1.去掉非ASCII字符，2.去掉換行符，3.轉換為小寫。

https://blog.csdn.net/icbm/article/details/79747024 非ASCII字符：

[^\x00-\x7f]

比如這樣。就是不在ASCII編碼中的字符吧。

其中用到了pandas庫，

2.使用RNN+一層MLP：

class RNN(nn.Module):

    def __init__(self, num_classes, input_size, hidden_size, num_layers, sequence_length):
        super(RNN, self).__init__()

        self.num_classes = num_classes
        self.num_layers = num_layers
        self.input_size = input_size
        self.hidden_size = hidden_size
        self.sequence_length = sequence_length#1000
        self.embedding_size = embedding_size

        self.embedding = nn.Embedding(input_size, embedding_size)#這里使用的emb_size是200維的。
        self.rnn = nn.RNN(input_size=embedding_size, hidden_size=hidden_size, batch_first=True)
        self.fc = nn.Linear(hidden_size * 2, num_classes)  # 相較於之前，又多了一個全連接層

    def forward(self, x):
        # Initialize hidden and cell states
        # (num_layers * num_directions, batch, hidden_size) for batch_first=True
        h_0 = self.init_hidden(x.size(0))
        embeddings = self.embedding(x)
        # Reshape input
        embeddings.view(x.size(0), self.sequence_length, self.embedding_size)  
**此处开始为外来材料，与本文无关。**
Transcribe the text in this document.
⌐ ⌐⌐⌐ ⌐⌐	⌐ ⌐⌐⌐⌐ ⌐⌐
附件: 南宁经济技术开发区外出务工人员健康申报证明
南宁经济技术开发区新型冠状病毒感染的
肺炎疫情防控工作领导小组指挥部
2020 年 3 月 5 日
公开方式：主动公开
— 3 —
        # Propagate input through RNN
        # Input: (batch, seq_len, input_size)
        # h_0: (num_layers * num_directions, batch, hidden_size)
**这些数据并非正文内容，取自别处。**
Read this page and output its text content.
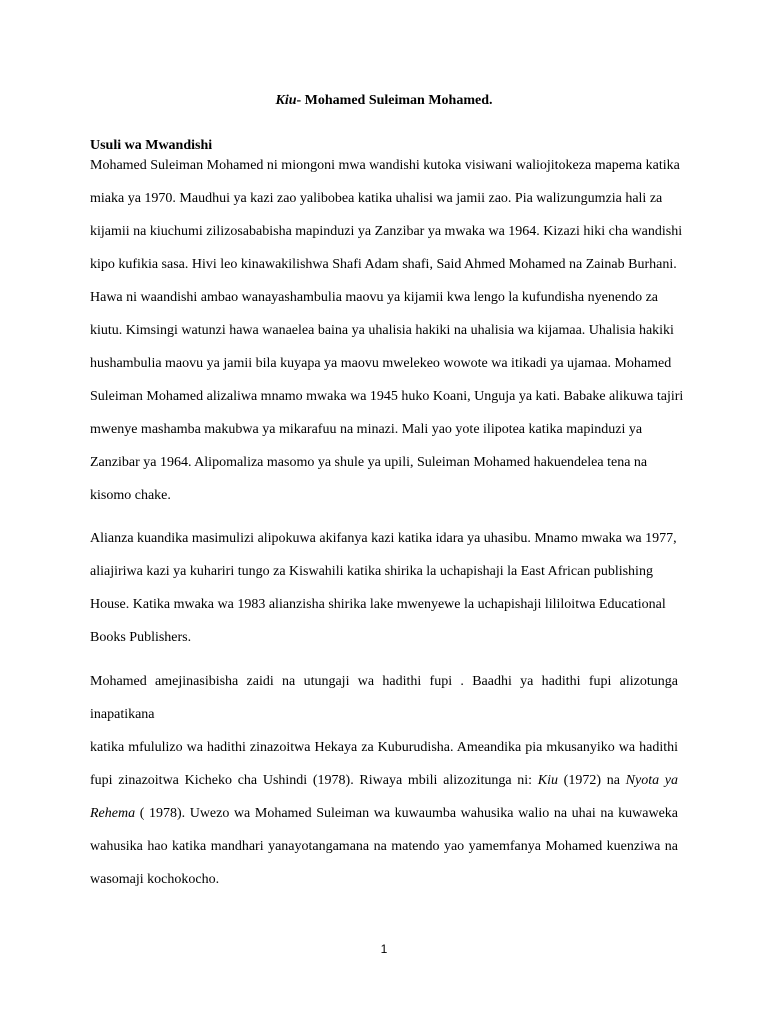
Kiu- Mohamed Suleiman Mohamed.
Usuli wa Mwandishi
Mohamed Suleiman Mohamed ni miongoni mwa wandishi kutoka visiwani waliojitokeza mapema katika
miaka ya 1970. Maudhui ya kazi zao yalibobea katika uhalisi wa jamii zao. Pia walizungumzia hali za
kijamii na kiuchumi zilizosababisha mapinduzi ya Zanzibar ya mwaka wa 1964. Kizazi hiki cha wandishi
kipo kufikia sasa. Hivi leo kinawakilishwa Shafi Adam shafi, Said Ahmed Mohamed na Zainab Burhani.
Hawa ni waandishi ambao wanayashambulia maovu ya kijamii kwa lengo la kufundisha nyenendo za
kiutu. Kimsingi watunzi hawa wanaelea baina ya uhalisia hakiki na uhalisia wa kijamaa. Uhalisia hakiki
hushambulia maovu ya jamii bila kuyapa ya maovu mwelekeo wowote wa itikadi ya ujamaa. Mohamed
Suleiman Mohamed alizaliwa mnamo mwaka wa 1945 huko Koani, Unguja ya kati. Babake alikuwa tajiri
mwenye mashamba makubwa ya mikarafuu na minazi. Mali yao yote ilipotea katika mapinduzi ya
Zanzibar ya 1964. Alipomaliza masomo ya shule ya upili, Suleiman Mohamed hakuendelea tena na
kisomo chake.
Alianza kuandika masimulizi alipokuwa akifanya kazi katika idara ya uhasibu. Mnamo mwaka wa 1977,
aliajiriwa kazi ya kuhariri tungo za Kiswahili katika shirika la uchapishaji la East African publishing
House. Katika mwaka wa 1983 alianzisha shirika lake mwenyewe la uchapishaji lililoitwa Educational
Books Publishers.
Mohamed amejinasibisha zaidi na utungaji wa hadithi fupi . Baadhi ya hadithi fupi alizotunga inapatikana
katika mfululizo wa hadithi zinazoitwa Hekaya za Kuburudisha. Ameandika pia mkusanyiko wa hadithi
fupi zinazoitwa Kicheko cha Ushindi (1978). Riwaya mbili alizozitunga ni: Kiu (1972) na Nyota ya
Rehema ( 1978). Uwezo wa Mohamed Suleiman wa kuwaumba wahusika walio na uhai na kuwaweka
wahusika hao katika mandhari yanayotangamana na matendo yao yamemfanya Mohamed kuenziwa na
wasomaji kochokocho.
1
        out, _ = self.rnn(embeddings, h_0)  # 由於設置了batch_first=True，輸出格式為(batch,seq_length,hidden_size)
        out=out.permute([1,0,2]) #需要賦值啊親。
        out = self.fc(torch.cat((out[0], out[-1]), -1))
        return out.view(-1, num_classes)

    def init_hidden(self,size):
        return torch.zeros(self.num_layers, size, self.hidden_size).to(device)

trainloss和testloss一直都很高

epoch:0,train loss:0.7623,train accuracy:0.51,test loss 0.8200,test accuracy:0.52,time:32.62
epoch:1,train loss:0.7542,train accuracy:0.53,test loss 0.7367,test accuracy:0.52,time:31.89
epoch:2,train loss:0.7422,train accuracy:0.53,test loss 0.7173,test accuracy:0.51,time:32.06
epoch:3,train loss:0.7572,train accuracy:0.53,test loss 0.7470,test accuracy:0.53,time:31.55
epoch:4,train loss:0.7444,train accuracy:0.53,test loss 0.7474,test accuracy:0.51,time:31.59

3.嘗試加入固定的embedding，glove的100維的

一點問題：

這里我在add_scalar的時候，要求輸入，然后我就用這個zero生成了輸出數據：

writer = SummaryWriter('runs/IMDB_RNN_500/')
#simu_input=torch.zeros([batch_size,sequence_length,embedding_size])
#BUG：Expected tensor for argument #1 'indices' to have scalar type Long; but got torch.FloatTensor instead (while checking arguments for embedding)
writer.add_graph(model,simu_input)

import torch
a=torch.zeros([1,2,3])
print(type(a))
print(a.dtype)

#輸出:
<class 'torch.Tensor'>
torch.float32 #默認為float,而emb需要的是int

a=torch.zeros([1,2,3],dtype=torch.int)
print(type(a))
print(a.dtype)

#結果:
<class 'torch.Tensor'>
torch.int32
#這樣設置就ok

torch中的dtypehttps://ptorch.com/news/187.html

最終還是選擇了像這樣對loader進行遍歷iteration,...

dataiter = iter(train_loader)
sentences,labels=dataiter.__next__()
writer.add_graph(model,sentences.to(device))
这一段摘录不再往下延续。